There is nothing worse than the feeling a teacher gets when he sees that a student has written at the bottom of her (ok, not very good) math exam Sorry, Jon, I guess I'm just not good at math. There is nothing worse than this. There is nothing worse than wanting to tell her that she is wrong, that she is not a failure, and that the fault lies not with her but with the teacher, wanting to encourage her but knowing that the damage is already done. There is nothing worse than giving final oral exams and seeing a student rocking back and forth in fear, nearly crying as he tries to remember how to say 灵感 in English, and you want to help him but you know you can't. There is nothing worse than looking for excuses not to give a failing grade to a student and finding none.
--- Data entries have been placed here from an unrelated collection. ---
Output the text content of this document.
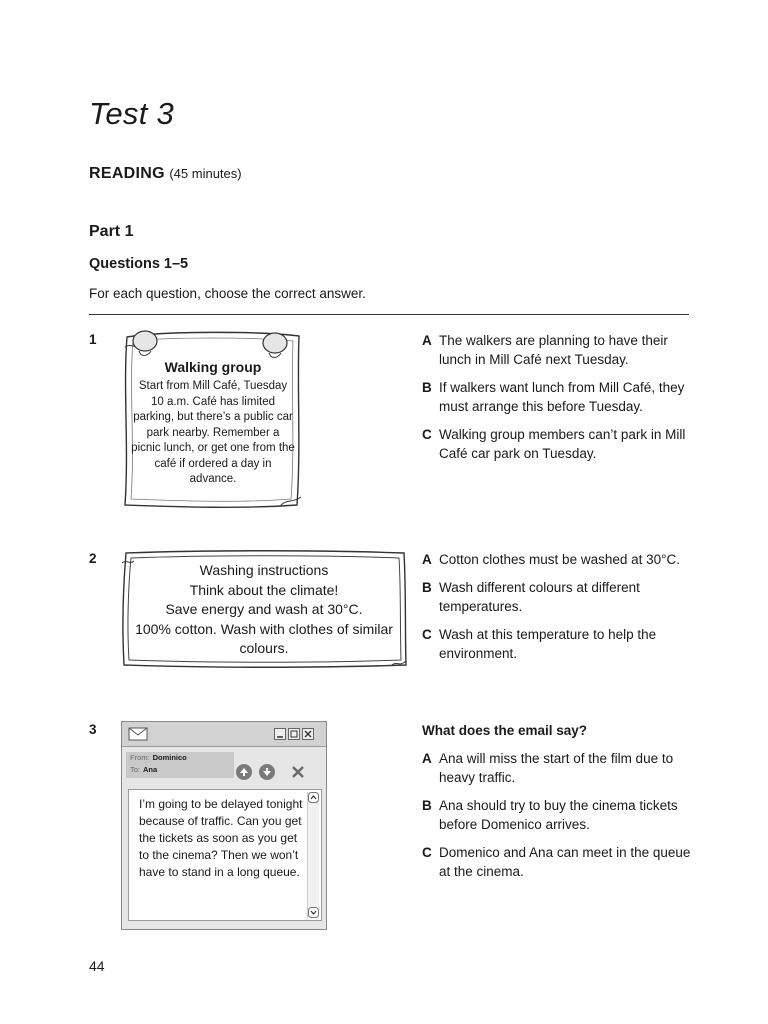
Test 3
READING (45 minutes)
Part 1
Questions 1–5
For each question, choose the correct answer.
1
Walking group
Start from Mill Café, Tuesday 10 a.m. Café has limited parking, but there’s a public car park nearby. Remember a picnic lunch, or get one from the café if ordered a day in advance.
A The walkers are planning to have their lunch in Mill Café next Tuesday.
B If walkers want lunch from Mill Café, they must arrange this before Tuesday.
C Walking group members can’t park in Mill Café car park on Tuesday.
2
Washing instructions
Think about the climate!
Save energy and wash at 30°C.
100% cotton. Wash with clothes of similar colours.
A Cotton clothes must be washed at 30°C.
B Wash different colours at different temperatures.
C Wash at this temperature to help the environment.
3
From: Dominico
To: Ana
I’m going to be delayed tonight because of traffic. Can you get the tickets as soon as you get to the cinema? Then we won’t have to stand in a long queue.
What does the email say?
A Ana will miss the start of the film due to heavy traffic.
B Ana should try to buy the cinema tickets before Domenico arrives.
C Domenico and Ana can meet in the queue at the cinema.
44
It is terrible to see students mock each other. Worse: it is terrible to see students methodically dismantle each other, attack and attack until the insults dull and what's left is pale communal hatred, loneliness, tepid disgust. And you want to stop it, but don't: it's been going on for so long, and you can't think of anything to say except excuses. And you see students at English corner, and you say you're going to Thailand and they warn you about the ladyboys -- they're disgusting, you know, unnatural -- and a girl next to you says quietly that it's not so weird. She says she feels like a boy sometime, too. And then she asks you to take pictures of elephants when you go to Thailand, because elephants are her favorite animal. And you're moved, surprisingly, by a request so pure. What you say is yes, I will do my best to find your elephants but what you want to say is there are people like you, you are not unnatural, and you are not alone.

I have nothing to say about any of this, except sometimes teaching isn't great. It's great in the big things, but there are small moments, still, where you can see that your students are sad, lonely, or scared. And you look back at the semester and you see there were times when you could have helped, but you didn't, because you were sad, lonely, or scared, too.